またタップの成り立ちを考えても、タップは奴隷制など暗い歴史を背景に始まったものです。『Tap into the Light』は震災後に始めたシリーズですが、光は闇が深いときにこそ強く感じられる。闇があることで確認し合えるものがあるし、闇が深くないと見えない光もあると思うんです。闇の時代にアートは軽視されてしまいがちですが、アートを通して光を見いだすことがアーティストにできる役割だと思うし、表現することによって心の動きが生まれたり、心の中が本当に真っ暗にならないようにできる場合もあると思うので、今はほんのちょっとした光を見つけに行くときだという気がしています。今回コラボする高校生たちや観に来てくれる方たちは、きっと何かしら受け取ってくれると思うので、ゆくゆく大人になったときに『あんなことがあったな』と思い出してくれるような公演になればいいなと思っています」。

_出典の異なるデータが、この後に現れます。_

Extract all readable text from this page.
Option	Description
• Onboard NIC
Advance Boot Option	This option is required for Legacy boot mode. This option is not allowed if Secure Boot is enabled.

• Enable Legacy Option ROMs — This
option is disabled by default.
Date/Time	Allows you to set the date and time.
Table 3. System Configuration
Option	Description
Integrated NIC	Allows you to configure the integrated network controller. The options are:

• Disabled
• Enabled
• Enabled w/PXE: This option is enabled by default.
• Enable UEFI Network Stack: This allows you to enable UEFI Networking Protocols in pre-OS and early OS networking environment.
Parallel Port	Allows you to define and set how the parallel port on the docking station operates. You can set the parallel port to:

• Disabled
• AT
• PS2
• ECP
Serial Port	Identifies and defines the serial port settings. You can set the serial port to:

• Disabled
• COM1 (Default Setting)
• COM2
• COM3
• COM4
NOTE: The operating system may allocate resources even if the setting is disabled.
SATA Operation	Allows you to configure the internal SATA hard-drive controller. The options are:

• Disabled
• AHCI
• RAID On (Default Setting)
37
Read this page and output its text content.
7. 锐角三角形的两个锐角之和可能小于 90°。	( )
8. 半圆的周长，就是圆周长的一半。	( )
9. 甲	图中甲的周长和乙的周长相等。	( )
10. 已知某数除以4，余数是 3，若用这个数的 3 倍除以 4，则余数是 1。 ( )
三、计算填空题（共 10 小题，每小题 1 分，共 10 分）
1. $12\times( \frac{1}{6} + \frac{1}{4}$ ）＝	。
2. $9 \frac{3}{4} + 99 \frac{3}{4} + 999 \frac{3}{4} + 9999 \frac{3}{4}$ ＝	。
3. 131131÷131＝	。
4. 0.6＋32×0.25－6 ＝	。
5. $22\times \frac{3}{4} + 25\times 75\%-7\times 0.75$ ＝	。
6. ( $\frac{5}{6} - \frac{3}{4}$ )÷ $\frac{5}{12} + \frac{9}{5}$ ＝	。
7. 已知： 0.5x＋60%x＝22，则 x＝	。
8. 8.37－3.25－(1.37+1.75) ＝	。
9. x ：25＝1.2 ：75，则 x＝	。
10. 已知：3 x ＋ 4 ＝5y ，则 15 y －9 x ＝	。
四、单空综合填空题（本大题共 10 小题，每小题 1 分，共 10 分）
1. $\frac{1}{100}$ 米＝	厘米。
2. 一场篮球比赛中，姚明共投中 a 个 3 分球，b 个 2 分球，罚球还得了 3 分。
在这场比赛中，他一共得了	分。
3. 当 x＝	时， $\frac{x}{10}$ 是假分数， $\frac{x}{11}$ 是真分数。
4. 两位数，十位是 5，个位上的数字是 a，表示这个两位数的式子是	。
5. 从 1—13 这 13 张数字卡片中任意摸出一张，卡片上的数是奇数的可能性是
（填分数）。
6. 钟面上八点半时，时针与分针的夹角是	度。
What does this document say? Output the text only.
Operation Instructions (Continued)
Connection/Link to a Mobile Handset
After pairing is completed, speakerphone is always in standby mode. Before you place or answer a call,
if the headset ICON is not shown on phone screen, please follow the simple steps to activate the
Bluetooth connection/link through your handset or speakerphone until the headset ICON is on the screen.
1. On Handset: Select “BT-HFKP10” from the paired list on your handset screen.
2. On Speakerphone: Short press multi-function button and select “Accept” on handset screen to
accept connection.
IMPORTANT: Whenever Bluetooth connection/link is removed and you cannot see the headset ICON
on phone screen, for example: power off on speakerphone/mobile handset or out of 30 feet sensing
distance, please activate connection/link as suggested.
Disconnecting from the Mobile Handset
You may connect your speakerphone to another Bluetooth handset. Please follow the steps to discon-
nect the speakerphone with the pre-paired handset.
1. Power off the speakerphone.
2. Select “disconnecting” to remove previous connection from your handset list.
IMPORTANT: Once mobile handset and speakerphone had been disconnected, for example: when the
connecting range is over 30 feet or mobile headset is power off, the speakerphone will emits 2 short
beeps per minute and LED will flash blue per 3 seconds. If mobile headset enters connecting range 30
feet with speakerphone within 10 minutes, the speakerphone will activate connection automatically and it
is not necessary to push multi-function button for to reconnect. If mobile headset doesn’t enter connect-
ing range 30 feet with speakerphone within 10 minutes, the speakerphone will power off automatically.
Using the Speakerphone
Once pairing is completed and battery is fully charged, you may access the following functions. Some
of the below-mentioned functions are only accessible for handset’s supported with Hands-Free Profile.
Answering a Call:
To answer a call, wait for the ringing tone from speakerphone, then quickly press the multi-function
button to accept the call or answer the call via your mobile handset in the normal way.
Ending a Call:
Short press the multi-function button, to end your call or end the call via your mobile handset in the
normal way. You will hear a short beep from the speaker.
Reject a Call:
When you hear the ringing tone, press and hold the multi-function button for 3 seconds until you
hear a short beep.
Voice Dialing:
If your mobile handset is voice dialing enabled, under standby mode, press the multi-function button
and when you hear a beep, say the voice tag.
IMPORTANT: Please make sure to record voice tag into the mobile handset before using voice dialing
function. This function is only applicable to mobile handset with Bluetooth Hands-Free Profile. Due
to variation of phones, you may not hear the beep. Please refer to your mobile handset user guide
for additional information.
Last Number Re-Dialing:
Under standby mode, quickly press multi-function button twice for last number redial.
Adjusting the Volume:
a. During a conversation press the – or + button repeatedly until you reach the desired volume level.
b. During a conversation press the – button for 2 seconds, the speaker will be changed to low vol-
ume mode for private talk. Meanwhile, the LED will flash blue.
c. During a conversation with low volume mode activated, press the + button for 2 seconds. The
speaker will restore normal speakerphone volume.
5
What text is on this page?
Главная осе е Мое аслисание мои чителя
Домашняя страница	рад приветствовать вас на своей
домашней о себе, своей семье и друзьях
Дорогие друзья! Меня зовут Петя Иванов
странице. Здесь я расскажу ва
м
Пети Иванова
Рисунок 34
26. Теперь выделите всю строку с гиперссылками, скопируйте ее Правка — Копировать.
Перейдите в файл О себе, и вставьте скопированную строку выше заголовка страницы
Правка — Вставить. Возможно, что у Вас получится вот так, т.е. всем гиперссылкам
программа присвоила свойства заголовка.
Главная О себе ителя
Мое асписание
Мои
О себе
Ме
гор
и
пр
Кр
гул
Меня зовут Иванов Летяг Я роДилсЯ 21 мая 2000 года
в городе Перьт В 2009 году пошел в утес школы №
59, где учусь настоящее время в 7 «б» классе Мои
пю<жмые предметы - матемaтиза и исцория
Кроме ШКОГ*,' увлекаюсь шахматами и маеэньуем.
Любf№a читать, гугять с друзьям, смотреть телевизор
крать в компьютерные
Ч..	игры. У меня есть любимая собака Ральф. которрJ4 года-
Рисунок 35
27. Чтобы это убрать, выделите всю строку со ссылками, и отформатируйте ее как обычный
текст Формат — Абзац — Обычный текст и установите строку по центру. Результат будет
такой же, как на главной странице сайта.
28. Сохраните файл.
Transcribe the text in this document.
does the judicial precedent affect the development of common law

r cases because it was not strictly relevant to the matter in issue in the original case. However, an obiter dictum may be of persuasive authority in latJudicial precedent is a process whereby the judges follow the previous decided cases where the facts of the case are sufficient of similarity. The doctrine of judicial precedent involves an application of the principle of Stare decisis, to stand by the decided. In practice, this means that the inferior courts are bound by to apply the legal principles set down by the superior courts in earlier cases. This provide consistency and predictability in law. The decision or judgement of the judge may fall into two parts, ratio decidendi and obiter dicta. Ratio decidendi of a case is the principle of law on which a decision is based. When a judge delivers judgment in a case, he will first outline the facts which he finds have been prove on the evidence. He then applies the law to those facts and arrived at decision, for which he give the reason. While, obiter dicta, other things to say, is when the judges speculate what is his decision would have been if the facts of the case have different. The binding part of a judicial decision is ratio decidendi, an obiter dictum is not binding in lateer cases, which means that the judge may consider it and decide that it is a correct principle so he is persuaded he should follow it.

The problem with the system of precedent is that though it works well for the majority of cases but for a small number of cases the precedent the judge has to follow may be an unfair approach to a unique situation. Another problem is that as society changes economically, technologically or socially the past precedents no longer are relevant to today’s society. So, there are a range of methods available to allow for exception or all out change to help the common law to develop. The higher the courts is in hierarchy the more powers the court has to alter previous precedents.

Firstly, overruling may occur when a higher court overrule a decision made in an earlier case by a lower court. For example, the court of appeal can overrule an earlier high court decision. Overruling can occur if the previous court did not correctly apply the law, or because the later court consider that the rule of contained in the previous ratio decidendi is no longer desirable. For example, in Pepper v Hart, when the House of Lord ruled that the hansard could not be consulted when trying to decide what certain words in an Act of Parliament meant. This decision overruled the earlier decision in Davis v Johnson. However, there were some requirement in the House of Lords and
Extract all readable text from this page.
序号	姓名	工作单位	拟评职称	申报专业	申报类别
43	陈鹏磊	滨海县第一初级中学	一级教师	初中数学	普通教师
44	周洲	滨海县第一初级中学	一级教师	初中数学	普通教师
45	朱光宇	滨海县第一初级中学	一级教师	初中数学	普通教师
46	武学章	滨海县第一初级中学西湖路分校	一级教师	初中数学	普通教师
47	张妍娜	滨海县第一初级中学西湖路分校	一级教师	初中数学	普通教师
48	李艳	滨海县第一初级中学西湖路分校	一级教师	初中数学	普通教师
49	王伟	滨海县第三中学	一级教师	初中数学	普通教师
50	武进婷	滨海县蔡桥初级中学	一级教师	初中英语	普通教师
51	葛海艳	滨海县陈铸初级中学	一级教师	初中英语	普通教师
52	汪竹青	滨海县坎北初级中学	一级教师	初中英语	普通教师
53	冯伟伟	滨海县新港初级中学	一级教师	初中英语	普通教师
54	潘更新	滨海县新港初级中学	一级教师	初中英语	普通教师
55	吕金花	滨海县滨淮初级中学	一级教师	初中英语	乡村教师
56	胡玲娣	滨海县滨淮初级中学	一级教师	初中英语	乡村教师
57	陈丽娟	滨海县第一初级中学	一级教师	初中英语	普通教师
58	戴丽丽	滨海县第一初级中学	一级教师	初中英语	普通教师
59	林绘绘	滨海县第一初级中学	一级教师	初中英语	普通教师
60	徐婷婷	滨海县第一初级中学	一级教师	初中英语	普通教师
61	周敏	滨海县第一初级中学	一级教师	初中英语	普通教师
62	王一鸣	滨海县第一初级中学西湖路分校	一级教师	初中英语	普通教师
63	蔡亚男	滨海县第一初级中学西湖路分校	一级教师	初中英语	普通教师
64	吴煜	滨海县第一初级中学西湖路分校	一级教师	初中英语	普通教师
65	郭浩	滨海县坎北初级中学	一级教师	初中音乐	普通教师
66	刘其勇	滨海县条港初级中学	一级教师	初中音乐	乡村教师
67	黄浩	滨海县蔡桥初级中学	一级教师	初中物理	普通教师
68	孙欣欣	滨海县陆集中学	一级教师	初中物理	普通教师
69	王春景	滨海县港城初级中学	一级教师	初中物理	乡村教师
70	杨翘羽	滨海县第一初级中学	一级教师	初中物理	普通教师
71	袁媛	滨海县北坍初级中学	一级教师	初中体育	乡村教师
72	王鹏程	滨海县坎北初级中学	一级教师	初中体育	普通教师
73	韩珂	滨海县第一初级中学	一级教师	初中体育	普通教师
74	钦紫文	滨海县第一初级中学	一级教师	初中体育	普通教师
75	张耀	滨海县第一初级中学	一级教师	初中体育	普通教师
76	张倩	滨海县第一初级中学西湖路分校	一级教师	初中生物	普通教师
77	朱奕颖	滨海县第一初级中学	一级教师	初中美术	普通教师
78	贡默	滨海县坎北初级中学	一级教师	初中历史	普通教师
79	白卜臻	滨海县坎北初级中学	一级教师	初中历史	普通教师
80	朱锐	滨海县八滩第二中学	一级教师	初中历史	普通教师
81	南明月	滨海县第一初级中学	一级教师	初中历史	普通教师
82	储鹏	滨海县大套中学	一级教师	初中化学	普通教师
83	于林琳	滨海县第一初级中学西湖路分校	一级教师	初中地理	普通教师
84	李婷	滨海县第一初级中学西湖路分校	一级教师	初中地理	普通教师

今回の「Tap into the Light」でタップに初めて出会う観客もいるかもしれないが、神戸でしか体験できないセッション、そして劇場空間に響く熊谷にしか出せない唯一無二の音にぜひ酔いしれてほしい。

熊谷和徳「Tap into the Light」

熊谷和徳「Tap into the Light」

2025年9月20日(土)
兵庫県 西神中央ホール

出演

ダンス:熊谷和徳
ベース:岩見継吾
ピアノ:高橋佑成
兵庫県立伊川谷北・神戸学園都市高等学校 吹奏楽部

※高校生以下割引あり。

公演・舞台情報

熊谷和徳(クマガイカズノリ)

熊谷和徳

宮城県生まれ。タップダンサー。15歳でタップを始め、19歳で渡米。2014年にアメリカ・ニューヨークにてFlo-Bert Award、2016年にはBessie Awardを受賞。2019年版ニューズウィーク誌が発表した「世界が尊敬する日本人100人」に選出された。現在はニューヨークと日本を拠点に、世界各国で活動。「東京2020オリンピック」開会式において出演・振付・作曲を行った。